Bayesian Statistics: The three cultures

1. brcmthrowaway ◴[26 Jul 24 18:57 UTC] No.41081254[source]▶

Where does Deep Learning come in?

replies(6): >>41081343 #>>41081808 #>>41081817 #>>41081946 #>>41082236 #>>41116247 #

2. thegginthesky ◴[26 Jul 24 19:08 UTC] No.41081343[source]▶

Most models are derived of Machine Learning principles that are a mix of classic probability theory, Frequentist and Bayesian statistics and lots of Computer Science fundamentals. But there have been advancements in Bayesian Inference and Bayesian Deep Learning, you should check the work of frameworks like Pyro (built on top of PyTorch)

Edit: corrected my sentence, but see 0xdde reply for better info.

replies(1): >>41081458 #

3. 0xdde ◴[26 Jul 24 19:23 UTC] No.41081458[source]▶

>>41081343 #

I could be wrong, but my sense is that ML has leaned Bayesian for a very long time. For example, even Bishop's widely used book from 2006 [1] is Bayesian. Not sure how Bayesian his new deep learning book is.

[1] https://www.microsoft.com/en-us/research/publication/pattern...

replies(1): >>41081786 #

4. thegginthesky ◴[26 Jul 24 20:05 UTC] No.41081786{3}[source]▶

>>41081458 #

I stand corrected! It was my impression that many methods used in ML such as Support Vector Machines, Decision Trees, Random Forests, Boosting, Bagging and so on have very deep roots in Frequentist Methods, although current CS implementations lean heavily on optimizations such as Gradient Descent.

Giving a cursory look into Bishop's book I see that I am wrong, as there's deep root in Bayesian Inference as well.

On another note, I find it very interesting that there's not a bigger emphasis on using the correct distributions in ML models, as the methods are much more concerned in optimizing objective functions.

5. tfehring ◴[26 Jul 24 20:07 UTC] No.41081808[source]▶

>>41081254 (TP) #

An implicit shared belief of all of the practitioners the author mentions is that they attempt to construct models that correspond to some underlying "data generating process". Machine learning practitioners may use similar models or even the same models as Bayesian statisticians, but they tend to evaluate their models primarily or entirely based on their predictive performance, not on intuitions about why the data is taking on the values that it is.

See Breiman's classic "Two Cultures" paper that this post's title is referencing: https://projecteuclid.org/journals/statistical-science/volum...

6. vermarish ◴[26 Jul 24 20:08 UTC] No.41081817[source]▶

>>41081254 (TP) #

At a high level, Bayesian statistics and DL share the same objective of fitting parameters to models.

In particular, variational inference is a family of techniques that makes these kinds of problems computationally tractable. It shows up everywhere from variational autoencoders, to time-series state-space modeling, to reinforcement learning.

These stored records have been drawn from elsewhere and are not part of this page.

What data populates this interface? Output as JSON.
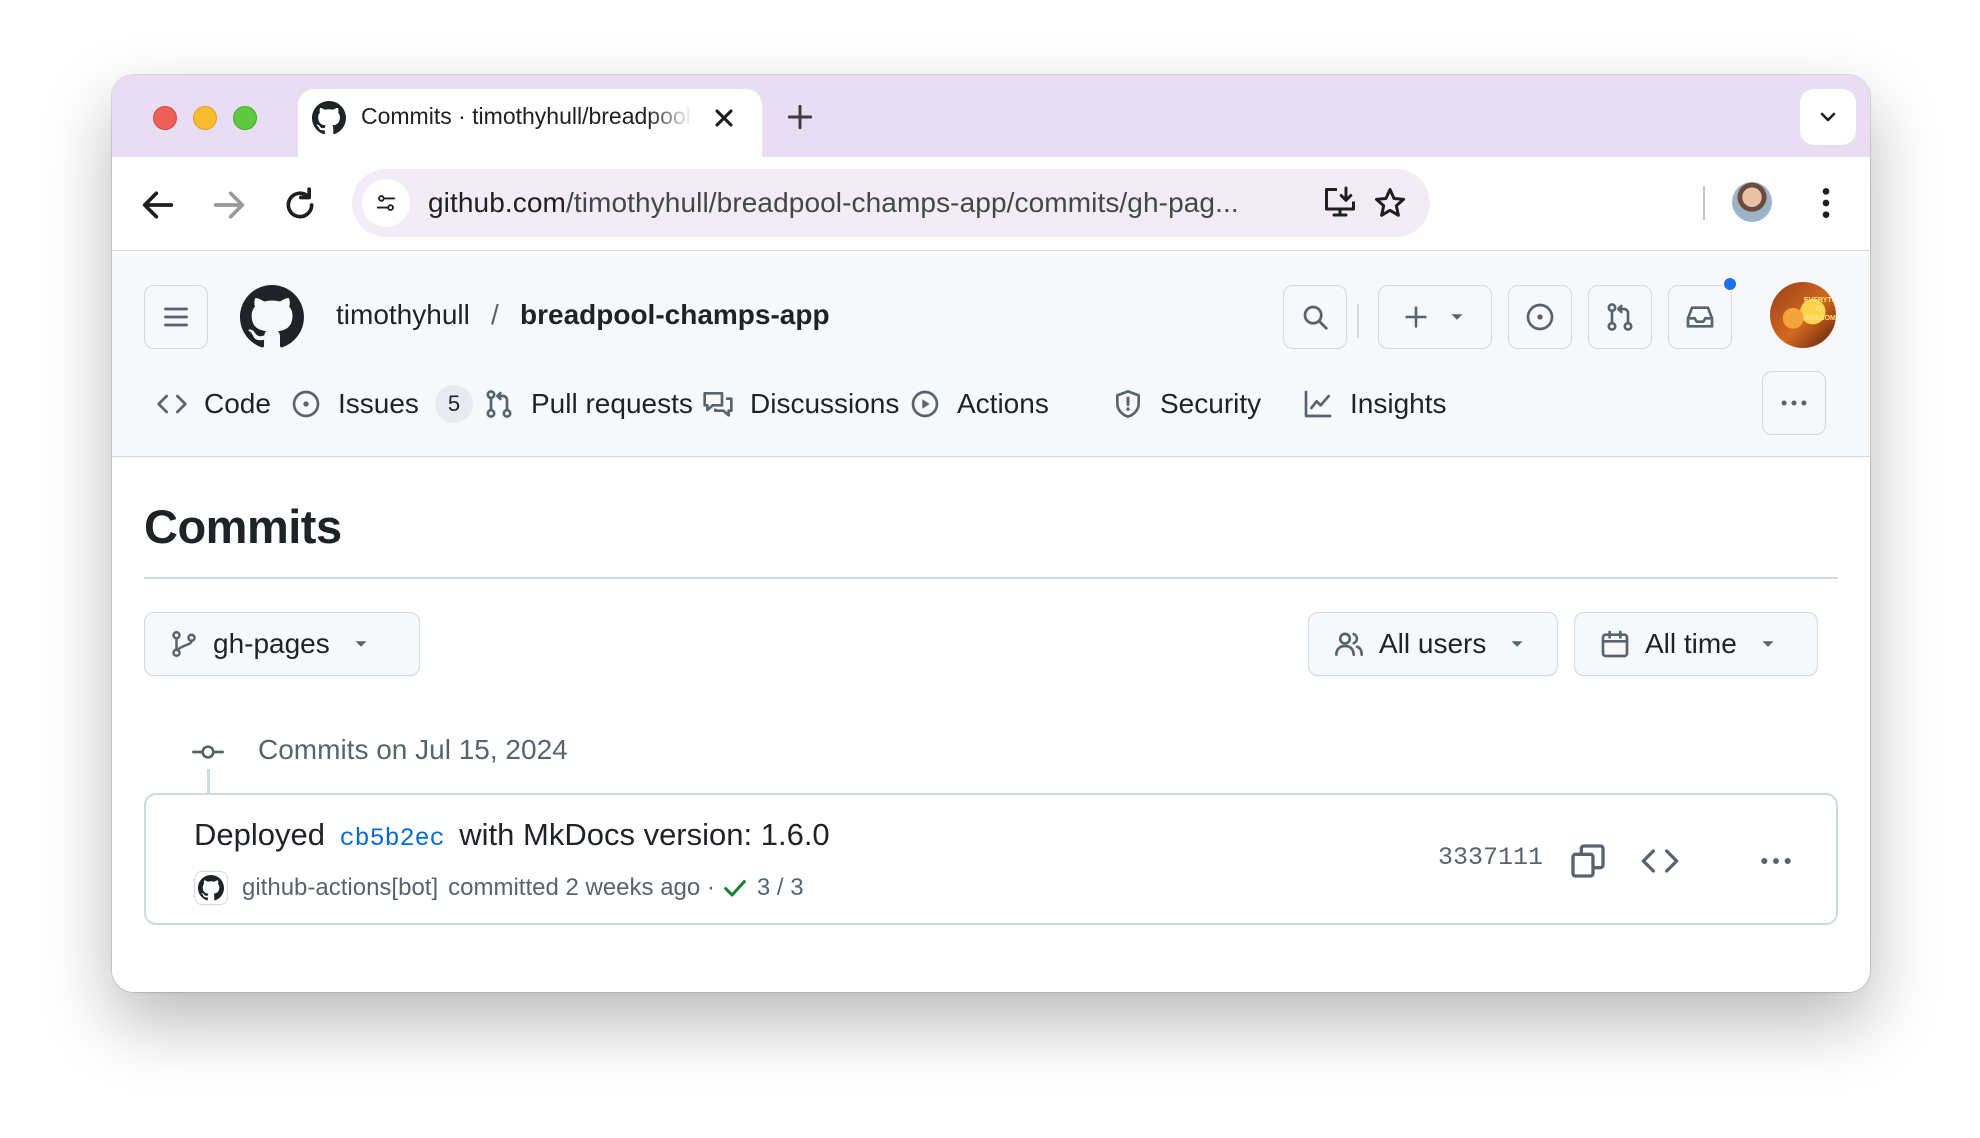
{
  "browser": {
    "tab_title": "Commits · timothyhull/breadpool-champs-app",
    "url_host": "github.com",
    "url_path": "/timothyhull/breadpool-champs-app/commits/gh-pag..."
  },
  "header": {
    "owner": "timothyhull",
    "separator": "/",
    "repo": "breadpool-champs-app",
    "avatar_text": "Everything is AWESOME!"
  },
  "repo_nav": [
    {
      "label": "Code",
      "icon": "code-icon"
    },
    {
      "label": "Issues",
      "icon": "issue-icon",
      "count": "5"
    },
    {
      "label": "Pull requests",
      "icon": "pull-request-icon"
    },
    {
      "label": "Discussions",
      "icon": "discussions-icon"
    },
    {
      "label": "Actions",
      "icon": "play-icon"
    },
    {
      "label": "Security",
      "icon": "shield-icon"
    },
    {
      "label": "Insights",
      "icon": "graph-icon"
    }
  ],
  "page": {
    "title": "Commits",
    "branch": "gh-pages",
    "users_filter": "All users",
    "time_filter": "All time",
    "group_heading": "Commits on Jul 15, 2024"
  },
  "commit": {
    "message_prefix": "Deployed",
    "message_sha": "cb5b2ec",
    "message_suffix": "with MkDocs version: 1.6.0",
    "author": "github-actions[bot]",
    "committed": "committed 2 weeks ago ·",
    "checks": "3 / 3",
    "short_sha": "3337111"
  },
  "colors": {
    "tab_strip": "#e8ddf3",
    "link": "#0969da",
    "success": "#1a7f37",
    "notification": "#1f6feb"
  }
}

If you want to learn more, I recommend reading Murphy's textbooks on ML: https://probml.github.io/pml-book/book2.html

7. klysm ◴[26 Jul 24 20:24 UTC] No.41081946[source]▶

>>41081254 (TP) #

Not sure why this is being downvoted, as it’s mentioned peripherally in the article. I think it’s primary used as an extreme example of a model where the inner mechanism is entirely inscrutable.

8. samch93 ◴[26 Jul 24 21:00 UTC] No.41082236[source]▶

>>41081254 (TP) #

A (deep) NN is just a really complicated data model, the way one treats the estimation of its parameters and prediction of new data determines whether one is a Bayesian or a frequentist. The Bayesian assigns a distribution to the parameters and then conditions on the data to obtain a posterior distribution based on which a posterior predictive distribution is obtained for new data, while the frequentist treats parameters as fixed quantities and estimates them from the likelihood alone, e.g., with maximum likelihood (potentially using some hacks such as regularization, which themselves can be given a Bayesian interpretation).

9. esafak ◴[31 Jul 24 03:46 UTC] No.41116247[source]▶

>>41081254 (TP) #

https://en.wikipedia.org/wiki/Statistical_learning_theory